Zanchi came to Venice as a very young man and was trained in the style of the tenebrosi, spending time as a pupil of Francesco Ruschi (c. 1600-1661). For the devotees of this strict form of Caravaggesque painting, contact with the early work of Luca Giordano (who sojourned in Venice between 1650 and 1654) was fundamental. But Zanchi, a cultivated person and theoretician (unfortunately his treatise survives in only fragmentary form), built his style on the local figurative traditions of the sixteenth century: the freedom of handling and muted tonalities of late Titian, light as treated by Veronese (1528-1588), and the atmospheric effects of Tintoretto (1518-1594).

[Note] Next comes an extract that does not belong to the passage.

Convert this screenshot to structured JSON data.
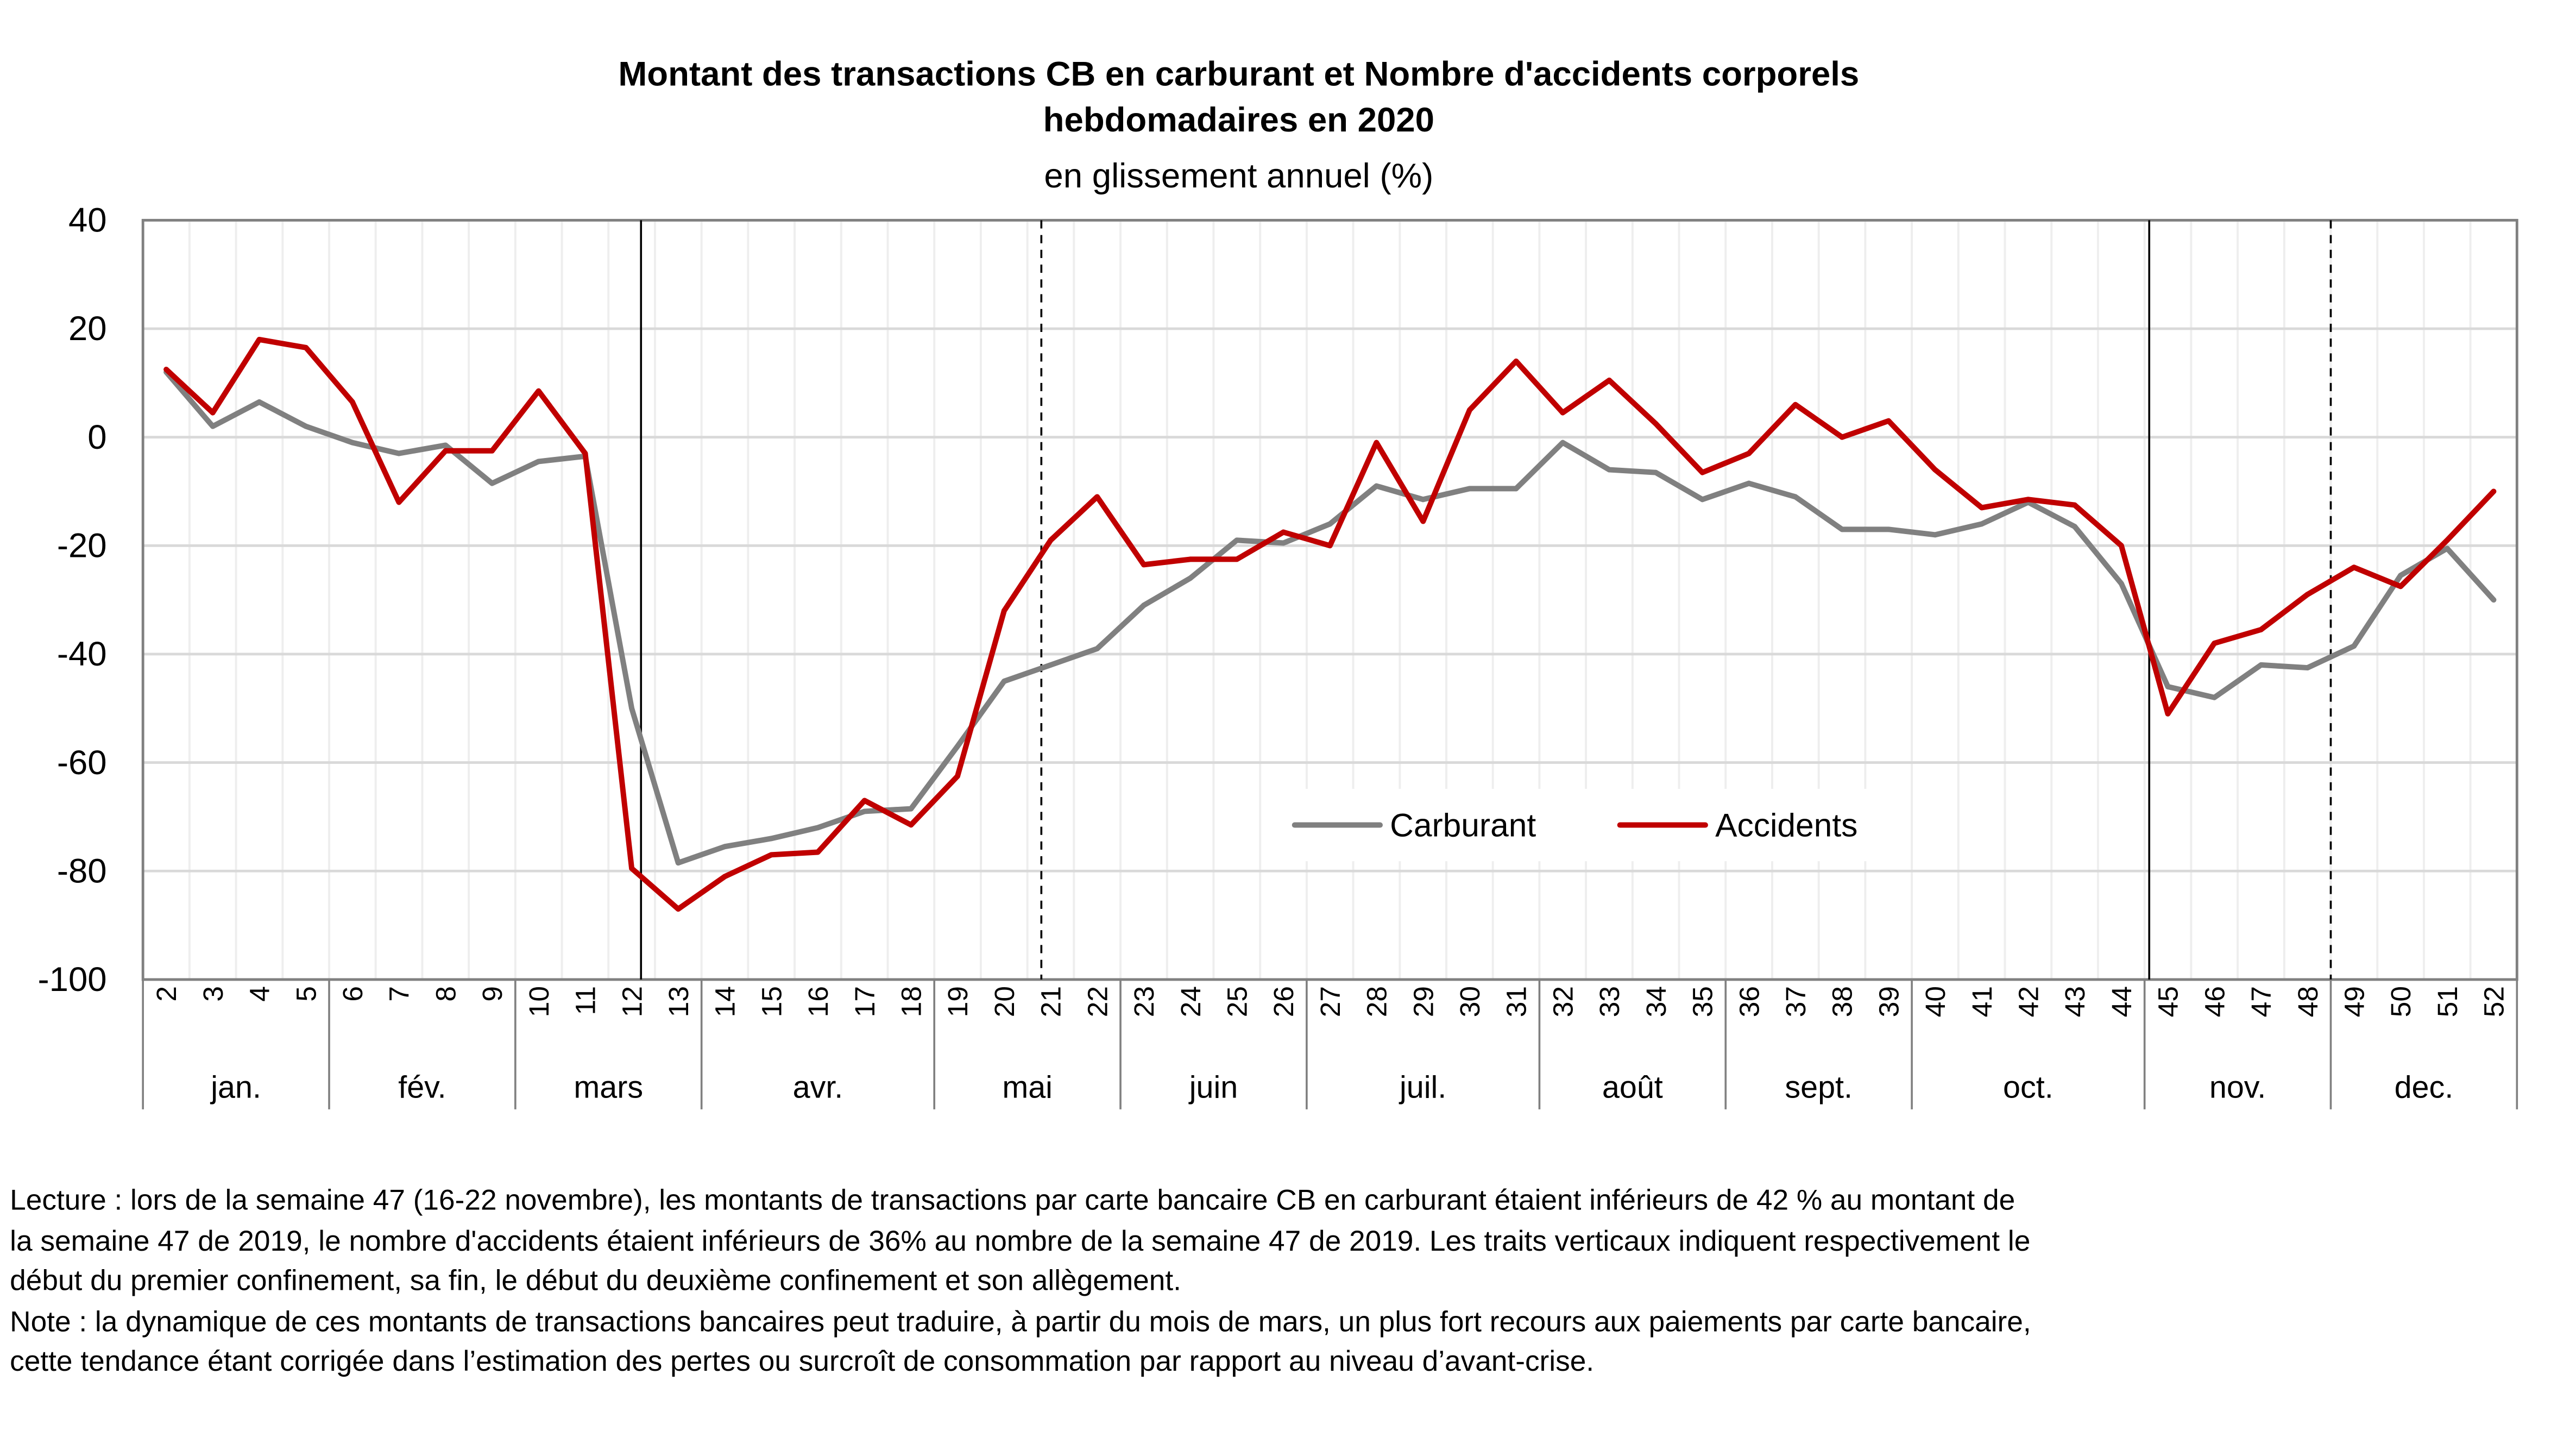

He was fully involved in the communication of his art, opening an academy of painting in 1662, to which he was deeply committed. The painter was acquainted with fame early in his long career (he died aged ninety), no doubt for having surpassed the tenebrismo of Langetti (1635-1676) with greater suavity and narrative talent. Zanchi could also be proud of having worked for the Prince Electors of Bavaria in Munich, and – beyond Venice – in Vicenza, Treviso, and his native Este, to which he retired at the end of his life.

Note:
1- See Pietro Zampetti (with the assistance of Ileana Chiappini di Sorio, Angelo Mazza, Fernando Norris and Mariolina Olivari), “Antonio Zanchi”, in I pittori bergamaschi dal XII al XIX secolo. Il Seicento, IV, Bergamo, 1987, pp. 389-707 (monographic, with a list of lost works); for both paintings cited here: pp. 568-569, no. 138b and 571-573, no. 140b.